Entretanto - e tenho pensado muito sobre isso ultimamente -, em toda sua vida, ela não foi poupada do sofrimento. Como humanos, não estamos apenas sujeitos à força da gravidade, aos instintos da fome, da sede, da necessidade de sermos amados, desejados, ... Como seres vivos, estamos sujeitos ao sofrimento. Tenho concluído que sofrer é nossa sina!
Tambem minha mãe angustiou-se em tempos de distância dos filhos, viveu o estresse da falta de dinheiro, sofreu por preocupação pelos relacionamentos que firmávamos (genros, noras que escolhíamos), sofreu por doenças desconhecidas que atingiam seus filhos e seu esposo, sofria com os temores que a vida lhe trazia, inclusive o temao diante do tipo de morte que a esperava.

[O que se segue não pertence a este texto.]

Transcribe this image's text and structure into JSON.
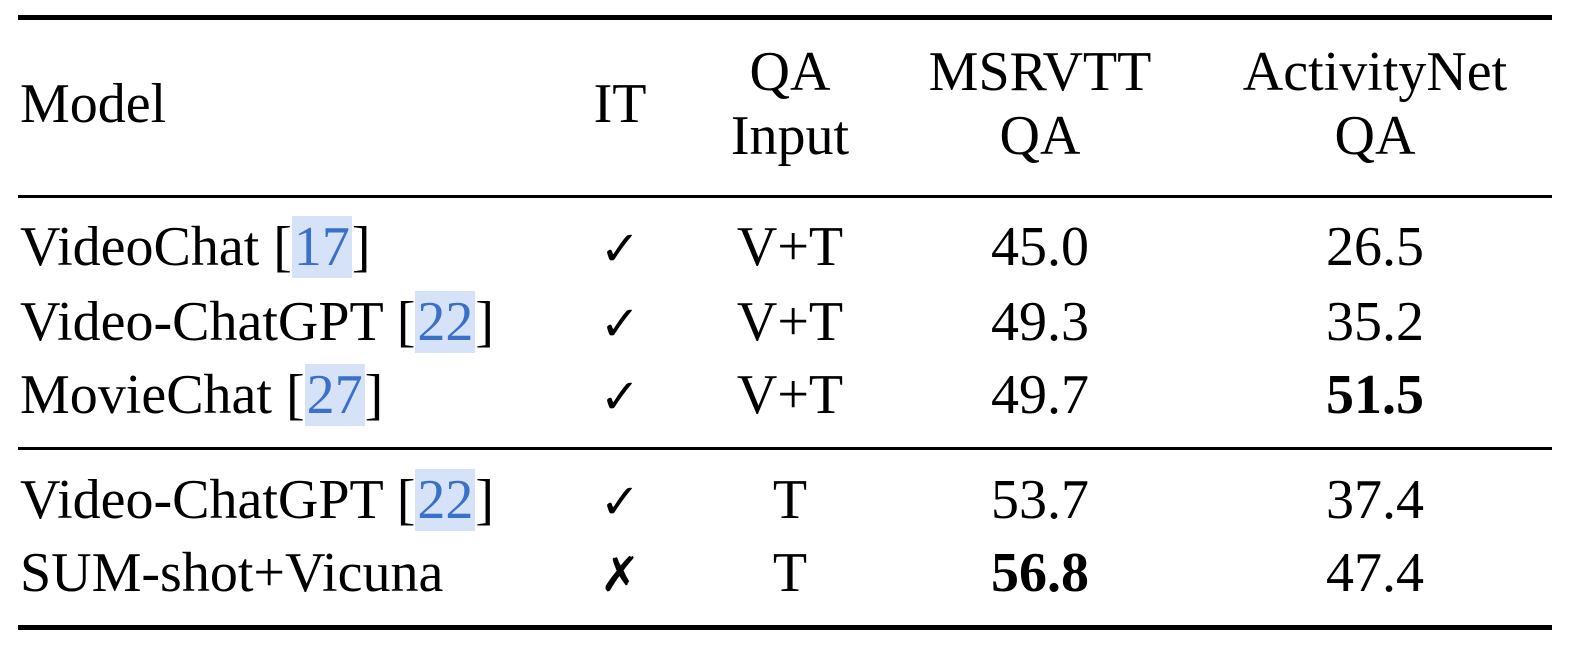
{
  "table": {
    "headers": {
      "model": "Model",
      "it": "IT",
      "qa_input_line1": "QA",
      "qa_input_line2": "Input",
      "msrvtt_line1": "MSRVTT",
      "msrvtt_line2": "QA",
      "activitynet_line1": "ActivityNet",
      "activitynet_line2": "QA"
    },
    "rows": [
      {
        "model": "VideoChat",
        "cite_open": "[",
        "cite": "17",
        "cite_close": "]",
        "it": "✓",
        "qa_input": "V+T",
        "msrvtt": "45.0",
        "activitynet": "26.5"
      },
      {
        "model": "Video-ChatGPT",
        "cite_open": "[",
        "cite": "22",
        "cite_close": "]",
        "it": "✓",
        "qa_input": "V+T",
        "msrvtt": "49.3",
        "activitynet": "35.2"
      },
      {
        "model": "MovieChat",
        "cite_open": "[",
        "cite": "27",
        "cite_close": "]",
        "it": "✓",
        "qa_input": "V+T",
        "msrvtt": "49.7",
        "activitynet": "51.5"
      },
      {
        "model": "Video-ChatGPT",
        "cite_open": "[",
        "cite": "22",
        "cite_close": "]",
        "it": "✓",
        "qa_input": "T",
        "msrvtt": "53.7",
        "activitynet": "37.4"
      },
      {
        "model": "SUM-shot+Vicuna",
        "it": "✗",
        "qa_input": "T",
        "msrvtt": "56.8",
        "activitynet": "47.4"
      }
    ],
    "bold_cells": [
      "rows.2.activitynet",
      "rows.4.msrvtt"
    ],
    "colors": {
      "citation_text": "#3a70c8",
      "citation_highlight": "#d6e2f7"
    }
  }
}
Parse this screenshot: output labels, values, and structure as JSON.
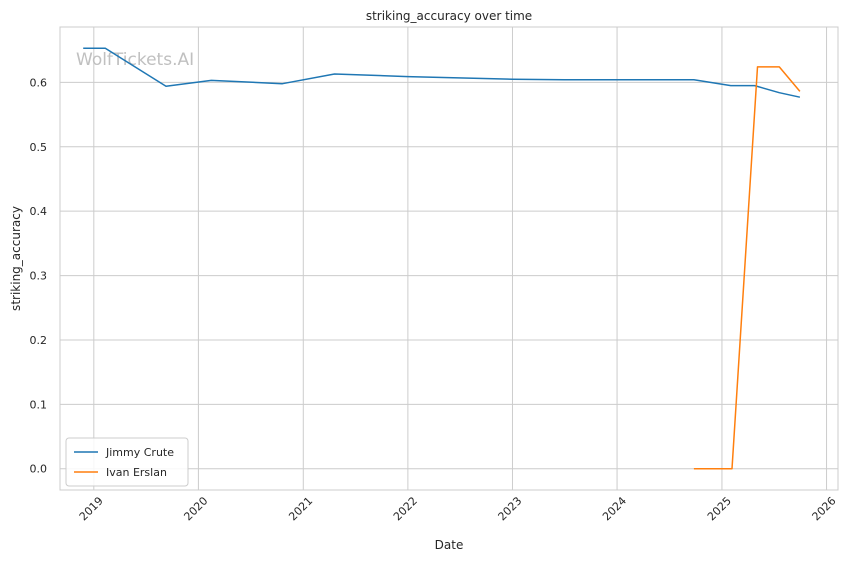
{
  "chart_data": {
    "type": "line",
    "title": "striking_accuracy over time",
    "xlabel": "Date",
    "ylabel": "striking_accuracy",
    "watermark": "WolfTickets.AI",
    "grid": true,
    "legend_position": "lower-left",
    "x_type": "date",
    "xlim": [
      "2018-09-05",
      "2026-02-10"
    ],
    "ylim": [
      -0.033,
      0.686
    ],
    "x_ticks": [
      {
        "date": "2019-01-01",
        "label": "2019"
      },
      {
        "date": "2020-01-01",
        "label": "2020"
      },
      {
        "date": "2021-01-01",
        "label": "2021"
      },
      {
        "date": "2022-01-01",
        "label": "2022"
      },
      {
        "date": "2023-01-01",
        "label": "2023"
      },
      {
        "date": "2024-01-01",
        "label": "2024"
      },
      {
        "date": "2025-01-01",
        "label": "2025"
      },
      {
        "date": "2026-01-01",
        "label": "2026"
      }
    ],
    "y_ticks": [
      {
        "value": 0.0,
        "label": "0.0"
      },
      {
        "value": 0.1,
        "label": "0.1"
      },
      {
        "value": 0.2,
        "label": "0.2"
      },
      {
        "value": 0.3,
        "label": "0.3"
      },
      {
        "value": 0.4,
        "label": "0.4"
      },
      {
        "value": 0.5,
        "label": "0.5"
      },
      {
        "value": 0.6,
        "label": "0.6"
      }
    ],
    "series": [
      {
        "name": "Jimmy Crute",
        "color": "#1f77b4",
        "points": [
          {
            "x": "2018-11-25",
            "y": 0.653
          },
          {
            "x": "2019-02-10",
            "y": 0.653
          },
          {
            "x": "2019-09-10",
            "y": 0.594
          },
          {
            "x": "2020-02-15",
            "y": 0.603
          },
          {
            "x": "2020-10-20",
            "y": 0.598
          },
          {
            "x": "2021-04-20",
            "y": 0.613
          },
          {
            "x": "2022-01-01",
            "y": 0.609
          },
          {
            "x": "2023-01-01",
            "y": 0.605
          },
          {
            "x": "2023-07-01",
            "y": 0.604
          },
          {
            "x": "2024-09-25",
            "y": 0.604
          },
          {
            "x": "2025-02-01",
            "y": 0.595
          },
          {
            "x": "2025-04-25",
            "y": 0.595
          },
          {
            "x": "2025-07-20",
            "y": 0.584
          },
          {
            "x": "2025-09-30",
            "y": 0.577
          }
        ]
      },
      {
        "name": "Ivan Erslan",
        "color": "#ff7f0e",
        "points": [
          {
            "x": "2024-09-25",
            "y": 0.0
          },
          {
            "x": "2025-02-05",
            "y": 0.0
          },
          {
            "x": "2025-05-05",
            "y": 0.624
          },
          {
            "x": "2025-07-20",
            "y": 0.624
          },
          {
            "x": "2025-09-30",
            "y": 0.586
          }
        ]
      }
    ]
  }
}
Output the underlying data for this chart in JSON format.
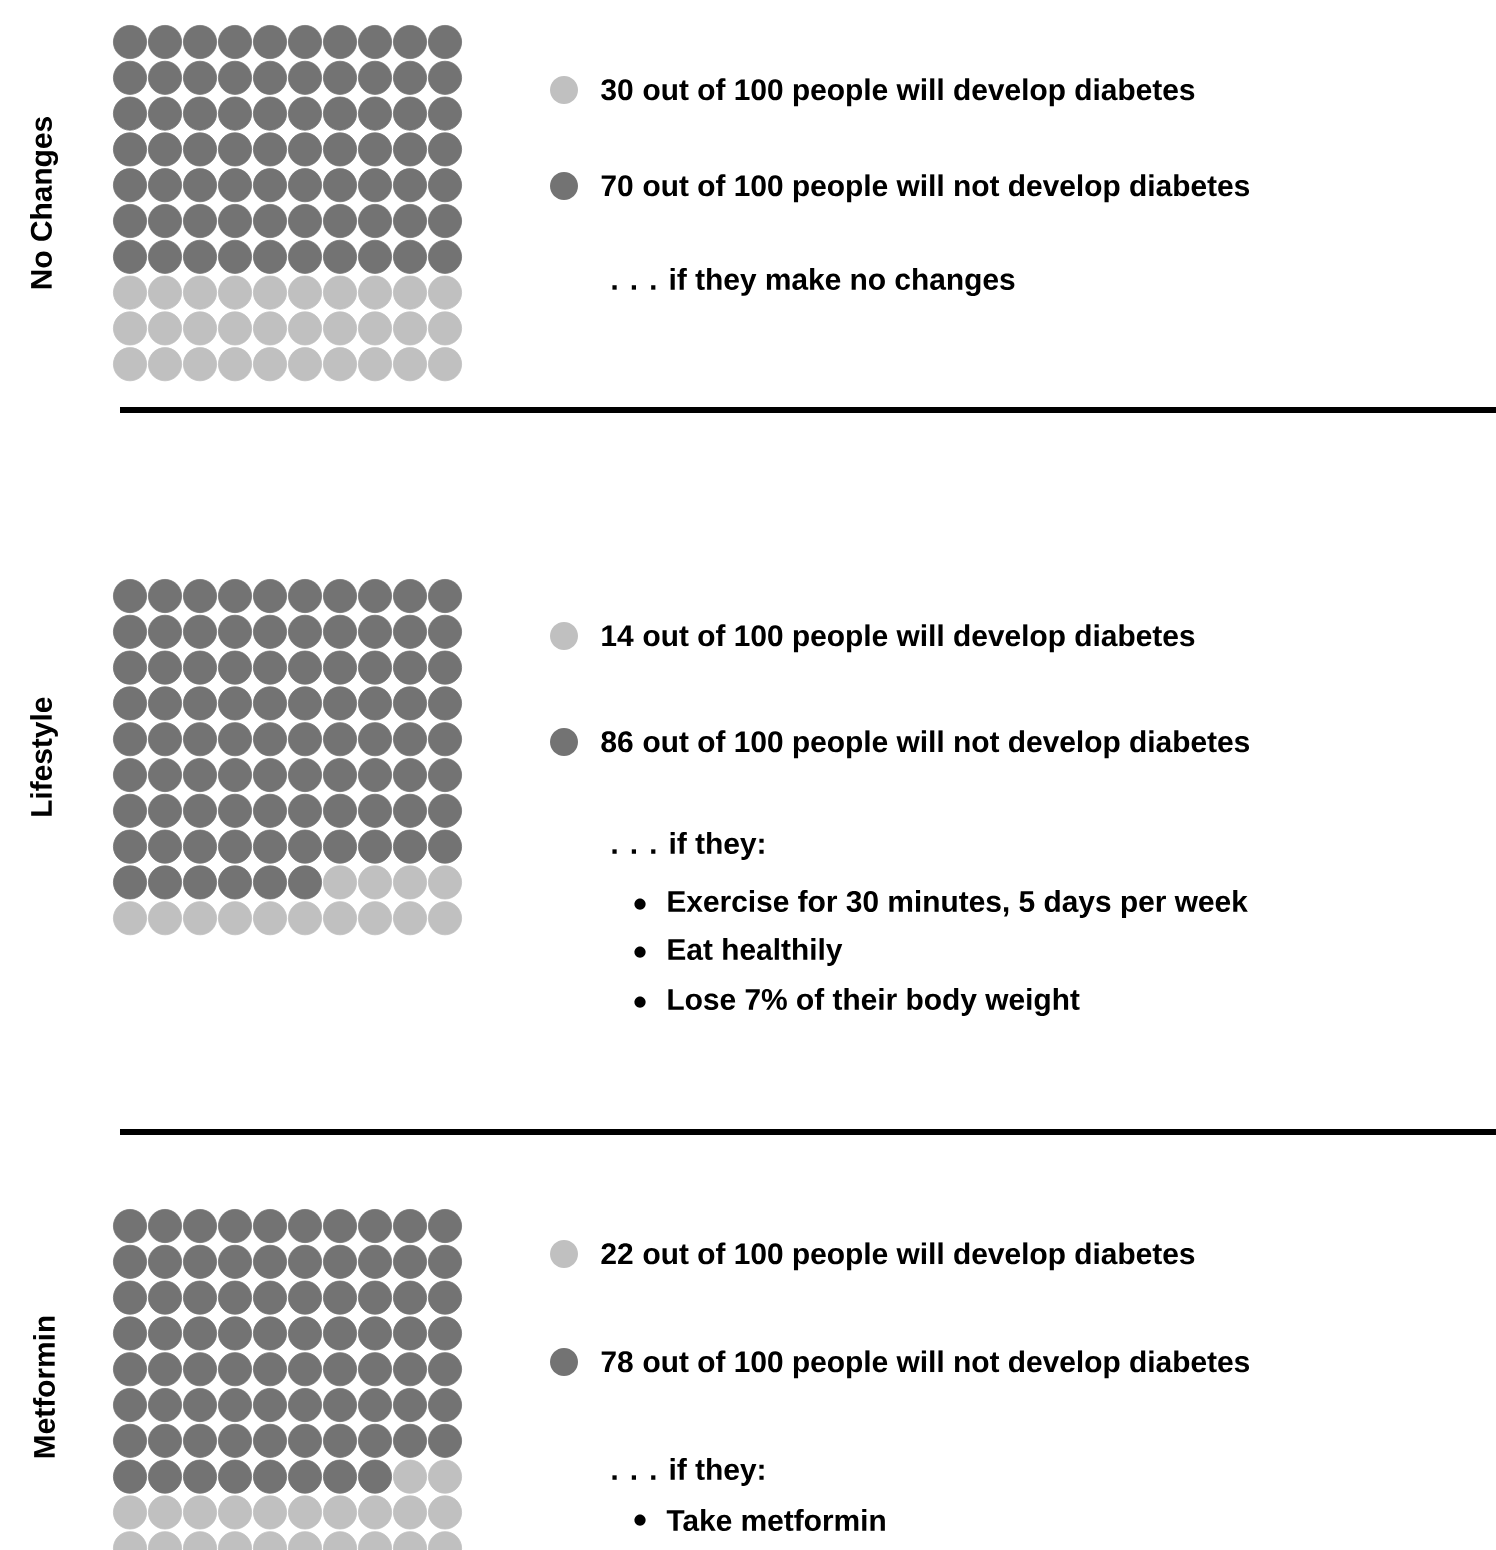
{
  "chart_data": [
    {
      "type": "other",
      "ylabel": "No Changes",
      "categories": [
        "out of 100 people will develop diabetes",
        "out of 100 people will not develop diabetes"
      ],
      "values": [
        30,
        70
      ],
      "value_labels": [
        "30",
        "70"
      ],
      "colors": [
        "#c0c0c0",
        "#737373"
      ],
      "annotations": [
        ". . . if they make no changes"
      ]
    },
    {
      "type": "other",
      "ylabel": "Lifestyle",
      "categories": [
        "out of 100 people will develop diabetes",
        "out of 100 people will not develop diabetes"
      ],
      "values": [
        14,
        86
      ],
      "value_labels": [
        "14",
        "86"
      ],
      "colors": [
        "#c0c0c0",
        "#737373"
      ],
      "annotations": [
        ". . . if they:",
        "Exercise for 30 minutes, 5 days per week",
        "Eat healthily",
        "Lose 7% of their body weight"
      ]
    },
    {
      "type": "other",
      "ylabel": "Metformin",
      "categories": [
        "out of 100 people will develop diabetes",
        "out of 100 people will not develop diabetes"
      ],
      "values": [
        22,
        78
      ],
      "value_labels": [
        "22",
        "78"
      ],
      "colors": [
        "#c0c0c0",
        "#737373"
      ],
      "annotations": [
        ". . . if they:",
        "Take metformin"
      ]
    }
  ]
}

O sofrimento faz parte da vida que desembrulhamos a cada novo dia. E assim será até nosso último suspiro. Não importa nossa condição econômica. Não importa nossa formação familiar, acadêmica, religiosa. Não importa nossa etnia, nossa profissão, ou o lugar em que moramos neste planeta.
Jesus o disse em sábias palavras quando já estava preparando seus discípulos para sua morte: No mundo passais por aflições. Mas tende bom ânimo: eu venci o mundo. Jo 14
A morte é o último dos sofrimentos que vamos enfrentar. Bem-aventurada foi minha mãe que nem a viu chegar: entregara-se ao sono, ao descanso, e nem percebeu que faleceu. Não sabemos como será nossa hora. Mas podemos nos alegrar que Jesus venceu todos os sofrimentos e todas as aflições que a vida humana e terrena impõe tb a nós.
A vitória a que Jesus se referia, acima de todas que ele teve em sua vida, é a vitória sobre a morte.
Assim como Jesus percorreu antes de nós este mundo, e sofreu as aflições deste mundo; assim como ele percorreu antes de nós os lugares da morte, ele andou por um caminho que tb está prometido a nós: o caminho da ressurreição! Este caminho ainda nos é estranho, desconhecido. Mas ele nos está prometido!
Amadas e amados no Senhor! A morte da minha mãe tem me ensinado, dia após dia, novas perspectivas. É algo muito recente, parece ter ocorrido há pouco, agorinha. A vitória de Cristo sobre a morte que, a partir da Vigília Pascal, anunciamos, festejamos e celebramos, é a razão de podermos deixar de lado nosso medo. Não temais! Eu venci o mundo! Deus não poupou nem seu amado e único Filho do sofrimento! O sofrimento, com certeza, aprimorou o homem-Jesus e o fez entender profundamente a condição humana. Jesus conheceu o sofrimento da decepção por pessoas que o traíram e o negaram, Jesus conheceu o sofrimento da fome e da sede; Jesus conheceu o sofrimento da espera, da vigília noturna angustiante, do pavor diante do que está por acontecer. Jesus conheceu o sofrimento que advém da arrogância de pessoas que deveriam ser as primeiras a entendê-lo e apoiá-lo; Jesus conheceu o sofrimento do temer pelos que amou. E, não por último, Jesus conheceu o sofrimento da entrega do sopro de vida. Sim, porque morrer é isto: devolver o sopro de vida que nos foi dado por Deus!
Mas ele venceu! Deus o ressuscitou dentre os mortos! E este é o caminho que ele iniciou e pelo qual também andaremos.
Sigamos pela nossa vida com confiança e entrega! Feliz boa-nova: Jesus venceu a morte! Ele está livre do sofrimento, e promete esta liberdade aos que o amam e servem!